A Low-Rank Defense Method for Adversarial Attack on Diffusion Models
Jiaxuan Zhu, Siyu Huang
TL;DR
This paper tackles the vulnerability of LoRA fine-tuning for Latent Diffusion Models to ACE/ACE+ adversarial attacks. It proposes Low-Rank Defense (LoRD), a two-branch LoRA scheme with a learnable balance parameter that merges a defense-focused branch with the original LoRA update, enabling robust fine-tuning on both clean and attacked samples, expressed as $\lambda = \sigma(MLP((\alpha/r)BAx))$ and $h = Wx + (\alpha/r)BAx + \lambda(\alpha/r)B'Ax$. The defense is deployed through a two-stage pipeline: Stage-1 learns LoRD via adversarial training on clean and perturbed images, and Stage-2 fine-tunes LoRA with LoRD merged into the LDM, followed by testing with merged weights to preserve image quality.
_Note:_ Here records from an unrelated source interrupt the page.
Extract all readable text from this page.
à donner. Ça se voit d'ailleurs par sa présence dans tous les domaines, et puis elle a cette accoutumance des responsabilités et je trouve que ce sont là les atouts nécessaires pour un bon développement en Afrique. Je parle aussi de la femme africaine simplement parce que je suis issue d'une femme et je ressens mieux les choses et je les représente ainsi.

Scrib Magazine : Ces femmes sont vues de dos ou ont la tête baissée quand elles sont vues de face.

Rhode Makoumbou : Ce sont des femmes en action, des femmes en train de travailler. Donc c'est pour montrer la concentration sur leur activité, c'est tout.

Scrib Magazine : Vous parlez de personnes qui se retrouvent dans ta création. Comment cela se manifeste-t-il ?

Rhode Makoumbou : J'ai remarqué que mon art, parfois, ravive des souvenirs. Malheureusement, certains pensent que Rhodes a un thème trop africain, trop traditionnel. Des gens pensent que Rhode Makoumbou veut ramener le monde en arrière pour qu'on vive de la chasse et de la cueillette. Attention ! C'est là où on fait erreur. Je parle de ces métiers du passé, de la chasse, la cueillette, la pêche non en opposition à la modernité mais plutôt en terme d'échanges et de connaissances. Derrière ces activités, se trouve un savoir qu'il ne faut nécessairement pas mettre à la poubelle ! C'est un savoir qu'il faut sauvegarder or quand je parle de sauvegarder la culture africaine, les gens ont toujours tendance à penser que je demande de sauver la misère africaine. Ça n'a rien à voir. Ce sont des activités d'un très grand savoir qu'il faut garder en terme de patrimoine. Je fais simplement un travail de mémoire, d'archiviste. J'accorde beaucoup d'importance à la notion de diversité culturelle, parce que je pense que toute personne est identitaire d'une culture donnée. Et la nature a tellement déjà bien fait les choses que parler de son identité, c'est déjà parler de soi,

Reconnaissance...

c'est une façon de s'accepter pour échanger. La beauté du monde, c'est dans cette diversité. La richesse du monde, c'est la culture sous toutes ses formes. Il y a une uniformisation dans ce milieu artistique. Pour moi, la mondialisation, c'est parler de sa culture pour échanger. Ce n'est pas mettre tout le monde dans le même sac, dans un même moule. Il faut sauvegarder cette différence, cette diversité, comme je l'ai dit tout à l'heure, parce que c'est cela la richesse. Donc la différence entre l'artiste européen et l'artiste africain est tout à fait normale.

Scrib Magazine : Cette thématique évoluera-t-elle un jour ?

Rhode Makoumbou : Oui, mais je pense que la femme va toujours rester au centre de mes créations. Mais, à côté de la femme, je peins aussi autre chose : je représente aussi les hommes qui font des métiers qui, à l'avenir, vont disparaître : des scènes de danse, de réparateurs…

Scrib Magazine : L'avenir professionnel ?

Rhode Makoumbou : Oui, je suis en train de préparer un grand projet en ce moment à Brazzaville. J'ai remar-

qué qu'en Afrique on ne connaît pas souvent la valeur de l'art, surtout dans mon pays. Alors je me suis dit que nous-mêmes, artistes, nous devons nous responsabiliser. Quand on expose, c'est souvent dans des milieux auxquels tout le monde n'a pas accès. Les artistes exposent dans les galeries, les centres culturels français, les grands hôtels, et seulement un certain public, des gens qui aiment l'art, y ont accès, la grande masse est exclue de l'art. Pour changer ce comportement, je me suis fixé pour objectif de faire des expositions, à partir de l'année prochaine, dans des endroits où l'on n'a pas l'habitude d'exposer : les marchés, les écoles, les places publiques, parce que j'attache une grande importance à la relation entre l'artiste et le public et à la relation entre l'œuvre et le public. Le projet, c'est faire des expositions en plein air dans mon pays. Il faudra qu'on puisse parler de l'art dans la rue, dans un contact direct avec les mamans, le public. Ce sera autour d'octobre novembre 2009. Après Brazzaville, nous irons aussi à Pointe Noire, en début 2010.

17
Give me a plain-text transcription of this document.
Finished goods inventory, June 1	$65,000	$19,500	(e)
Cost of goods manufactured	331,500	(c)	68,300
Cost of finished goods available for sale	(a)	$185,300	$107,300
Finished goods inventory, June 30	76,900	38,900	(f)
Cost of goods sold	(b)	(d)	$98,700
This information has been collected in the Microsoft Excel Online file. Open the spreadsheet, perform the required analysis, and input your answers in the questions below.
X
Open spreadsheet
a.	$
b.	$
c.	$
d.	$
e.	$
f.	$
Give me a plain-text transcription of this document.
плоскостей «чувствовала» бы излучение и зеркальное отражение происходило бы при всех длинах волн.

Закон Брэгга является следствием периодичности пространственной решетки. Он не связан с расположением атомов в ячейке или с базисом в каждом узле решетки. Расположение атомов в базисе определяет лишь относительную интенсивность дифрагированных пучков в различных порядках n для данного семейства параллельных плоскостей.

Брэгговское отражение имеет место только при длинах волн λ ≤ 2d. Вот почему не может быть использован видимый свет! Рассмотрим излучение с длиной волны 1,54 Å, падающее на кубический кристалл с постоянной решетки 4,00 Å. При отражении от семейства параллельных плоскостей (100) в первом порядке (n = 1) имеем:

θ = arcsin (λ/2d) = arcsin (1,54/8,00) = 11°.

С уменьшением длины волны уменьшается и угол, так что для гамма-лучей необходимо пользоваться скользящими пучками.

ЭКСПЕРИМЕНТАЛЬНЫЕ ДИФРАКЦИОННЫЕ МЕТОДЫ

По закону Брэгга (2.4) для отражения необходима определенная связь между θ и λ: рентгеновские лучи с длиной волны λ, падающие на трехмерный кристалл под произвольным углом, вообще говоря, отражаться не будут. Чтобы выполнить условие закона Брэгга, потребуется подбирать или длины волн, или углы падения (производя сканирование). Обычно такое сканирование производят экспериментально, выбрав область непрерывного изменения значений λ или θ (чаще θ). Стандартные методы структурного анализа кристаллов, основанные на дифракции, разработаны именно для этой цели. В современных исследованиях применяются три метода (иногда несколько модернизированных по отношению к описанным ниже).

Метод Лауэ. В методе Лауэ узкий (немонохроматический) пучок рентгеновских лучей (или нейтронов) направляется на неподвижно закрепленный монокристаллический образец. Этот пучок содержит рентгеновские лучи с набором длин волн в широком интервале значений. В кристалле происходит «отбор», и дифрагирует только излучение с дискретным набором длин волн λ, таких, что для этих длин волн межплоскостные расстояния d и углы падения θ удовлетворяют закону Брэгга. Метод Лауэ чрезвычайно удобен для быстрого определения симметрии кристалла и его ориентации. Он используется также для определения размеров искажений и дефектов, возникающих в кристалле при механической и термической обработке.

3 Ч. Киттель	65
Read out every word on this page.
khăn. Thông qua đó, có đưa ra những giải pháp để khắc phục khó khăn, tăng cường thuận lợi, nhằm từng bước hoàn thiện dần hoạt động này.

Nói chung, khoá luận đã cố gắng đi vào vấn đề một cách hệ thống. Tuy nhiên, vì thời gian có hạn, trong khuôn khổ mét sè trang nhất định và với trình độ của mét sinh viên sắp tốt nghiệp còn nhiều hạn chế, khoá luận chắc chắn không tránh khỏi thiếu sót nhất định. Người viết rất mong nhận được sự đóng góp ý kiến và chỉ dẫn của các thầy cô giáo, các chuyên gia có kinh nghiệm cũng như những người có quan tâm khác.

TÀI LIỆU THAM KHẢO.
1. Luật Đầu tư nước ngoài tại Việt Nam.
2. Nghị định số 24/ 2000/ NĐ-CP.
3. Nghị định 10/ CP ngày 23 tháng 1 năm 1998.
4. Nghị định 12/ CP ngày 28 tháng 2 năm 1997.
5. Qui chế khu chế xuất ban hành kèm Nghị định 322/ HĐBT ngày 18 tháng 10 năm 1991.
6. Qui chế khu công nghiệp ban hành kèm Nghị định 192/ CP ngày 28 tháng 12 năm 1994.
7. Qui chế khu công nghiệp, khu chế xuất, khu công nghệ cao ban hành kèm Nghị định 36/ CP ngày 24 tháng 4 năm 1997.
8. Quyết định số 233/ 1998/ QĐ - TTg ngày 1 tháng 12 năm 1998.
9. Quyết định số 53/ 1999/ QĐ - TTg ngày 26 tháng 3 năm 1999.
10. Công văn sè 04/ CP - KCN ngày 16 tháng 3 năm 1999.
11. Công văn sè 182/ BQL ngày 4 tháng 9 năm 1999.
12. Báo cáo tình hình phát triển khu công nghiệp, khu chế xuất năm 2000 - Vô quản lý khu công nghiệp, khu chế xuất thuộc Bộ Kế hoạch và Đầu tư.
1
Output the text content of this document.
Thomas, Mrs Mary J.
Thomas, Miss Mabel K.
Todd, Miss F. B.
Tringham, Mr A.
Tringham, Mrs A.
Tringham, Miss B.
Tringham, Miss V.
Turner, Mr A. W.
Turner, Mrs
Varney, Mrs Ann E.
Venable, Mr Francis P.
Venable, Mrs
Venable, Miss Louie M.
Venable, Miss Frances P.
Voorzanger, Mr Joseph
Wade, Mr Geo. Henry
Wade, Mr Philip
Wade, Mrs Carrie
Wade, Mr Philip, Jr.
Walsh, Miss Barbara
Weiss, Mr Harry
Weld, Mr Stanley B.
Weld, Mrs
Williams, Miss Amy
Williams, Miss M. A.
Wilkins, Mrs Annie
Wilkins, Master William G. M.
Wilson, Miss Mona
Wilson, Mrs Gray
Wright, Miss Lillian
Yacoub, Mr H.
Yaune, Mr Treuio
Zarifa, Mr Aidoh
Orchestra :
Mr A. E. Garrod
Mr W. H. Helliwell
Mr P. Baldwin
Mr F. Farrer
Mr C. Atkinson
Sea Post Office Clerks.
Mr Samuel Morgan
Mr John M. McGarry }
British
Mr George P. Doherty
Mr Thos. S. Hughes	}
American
Empirical results on face and landscape datasets show LoRD outperforms baselines in both perceptual quality (CLIP-IQA) and fidelity (FID), demonstrating practical robustness against diffusion-model adversarial manipulation.
Abstract
Recently, adversarial attacks for diffusion models as well as their fine-tuning process have been developed rapidly. To prevent the abuse of these attack algorithms from affecting the practical application of diffusion models, it is critical to develop corresponding defensive strategies. In this work, we propose an efficient defensive strategy, named Low-Rank Defense (LoRD), to defend the adversarial attack on Latent Diffusion Models (LDMs). LoRD introduces the merging idea and a balance parameter, combined with the low-rank adaptation (LoRA) modules, to detect and defend the adversarial samples. Based on LoRD, we build up a defense pipeline that applies the learned LoRD modules to help diffusion models defend against attack algorithms. Our method ensures that the LDM fine-tuned on both adversarial and clean samples can still generate high-quality images. To demonstrate the effectiveness of our approach, we conduct extensive experiments on facial and landscape images, and our method shows significantly better defense performance compared to the baseline methods.